By Mark Hopgood
Electronics and H2O are inherently poor bedfellows, as anyone with even the most elementary understanding of power dynamics could tell you. This has never stopped humans from developing new devices that challenge the diametrically opposed relationship between electricity and water, whether that includes crafting watches that can withstand submersion dozens of meters into the sea or meteorological tools that need to stay powered even when exposed to extreme weather events.
This has become an increasingly prescient topic as IoT innovation looks to prompt “cord-cutting” in a number of scenarios, including removing the need for wired chargers to keep portable IoT devices “always on.” In the context of waterproof IoT tech, removing the port that connects a device to a wall-mounted charger eliminates one less opening from the design that could expose electrical currents within the technology to water when submerged. This works to tighten up the overall form of any IoT device, which goes a long way in devising IoT tech that water truly cannot penetrate.

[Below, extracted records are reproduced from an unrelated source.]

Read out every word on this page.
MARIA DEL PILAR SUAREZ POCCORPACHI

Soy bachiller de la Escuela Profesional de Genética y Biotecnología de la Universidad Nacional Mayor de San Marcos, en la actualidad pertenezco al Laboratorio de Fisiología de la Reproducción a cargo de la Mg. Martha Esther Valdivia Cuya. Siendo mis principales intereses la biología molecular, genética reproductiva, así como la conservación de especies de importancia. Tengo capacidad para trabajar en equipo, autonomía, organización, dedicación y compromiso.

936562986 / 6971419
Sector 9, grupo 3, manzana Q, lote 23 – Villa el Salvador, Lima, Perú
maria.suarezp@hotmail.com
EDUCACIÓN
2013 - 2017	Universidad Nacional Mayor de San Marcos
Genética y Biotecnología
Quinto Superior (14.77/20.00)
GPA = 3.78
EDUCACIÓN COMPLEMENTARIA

Wireless charging is already a capability for a number of technologies, including smartphones, tablets, laptops and wearable devices, just to name a few consumer examples. As part of our recently announced partnership with Energous, we’ve developed the DA4100 RF-transmit IC to help significantly simplify the implementation of WattUp wireless power transmitter systems, ultimately making them smaller and more cost-effective. This helps support near-field (within a few millimeters of a charging pad), mid-field (within two to three feet) and far-field charging ranges of up to 15 feet, ensuring a wire-free experience for all device users that is a requirement of true IoT.

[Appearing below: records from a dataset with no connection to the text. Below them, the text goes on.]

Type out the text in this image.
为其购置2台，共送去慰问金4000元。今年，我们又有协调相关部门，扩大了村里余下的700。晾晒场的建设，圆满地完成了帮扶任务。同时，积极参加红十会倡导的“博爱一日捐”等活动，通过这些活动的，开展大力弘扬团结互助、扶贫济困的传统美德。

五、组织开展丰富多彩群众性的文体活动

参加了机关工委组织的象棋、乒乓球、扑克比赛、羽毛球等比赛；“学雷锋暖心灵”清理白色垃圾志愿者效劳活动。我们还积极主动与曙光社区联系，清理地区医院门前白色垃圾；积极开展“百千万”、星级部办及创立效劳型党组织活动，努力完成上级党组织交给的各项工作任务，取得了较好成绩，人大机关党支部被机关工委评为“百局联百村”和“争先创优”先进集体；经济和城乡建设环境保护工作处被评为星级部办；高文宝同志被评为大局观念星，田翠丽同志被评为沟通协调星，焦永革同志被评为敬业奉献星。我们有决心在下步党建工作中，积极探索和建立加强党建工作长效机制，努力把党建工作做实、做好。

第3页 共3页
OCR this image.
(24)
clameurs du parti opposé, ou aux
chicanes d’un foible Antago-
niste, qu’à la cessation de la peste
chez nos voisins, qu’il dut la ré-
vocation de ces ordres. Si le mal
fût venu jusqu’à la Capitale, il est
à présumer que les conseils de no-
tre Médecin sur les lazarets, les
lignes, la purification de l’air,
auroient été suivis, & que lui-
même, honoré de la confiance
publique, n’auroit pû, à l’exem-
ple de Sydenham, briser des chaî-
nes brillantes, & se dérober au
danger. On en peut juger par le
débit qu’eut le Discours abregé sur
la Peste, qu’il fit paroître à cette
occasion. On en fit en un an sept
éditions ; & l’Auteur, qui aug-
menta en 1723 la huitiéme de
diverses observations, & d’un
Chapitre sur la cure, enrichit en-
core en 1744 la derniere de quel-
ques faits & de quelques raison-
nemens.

For waterproof IoT technology, the most obvious devices that will benefit from wireless charging may be the wearables – like fitness trackers and wireless earphones – that have become a staple among athletes and casual gym-goers alike. If a swimmer wants to track their heart rate while training via an app on their expensive wearable device, they will likely feel more comfortable bringing this pricey tool with them into the water if the design is completely and seamlessly sealed, even if the product is advertised as “waterproof.”
Wearables are only the beginning, as the ability to wirelessly charge any IoT device that lives in a humid environment is also critical. In industrial settings, for instance, many of the beacons and sensors that will be fueling Industry 4.0 may be employed on manufacturing lines where the extremes in heat and humidity put a strain on traditional device configurations. Moisture is less likely to permeate a device with a completely shielded form, so the ideal casing for one of these sensors would house a power management IC that is receptive to RF-transmit charging. By placing multiple wireless charging transmitters in the vicinity of these sensors, challenges related to wiring and backing up these sensors can be quickly and cost-effectively resolved.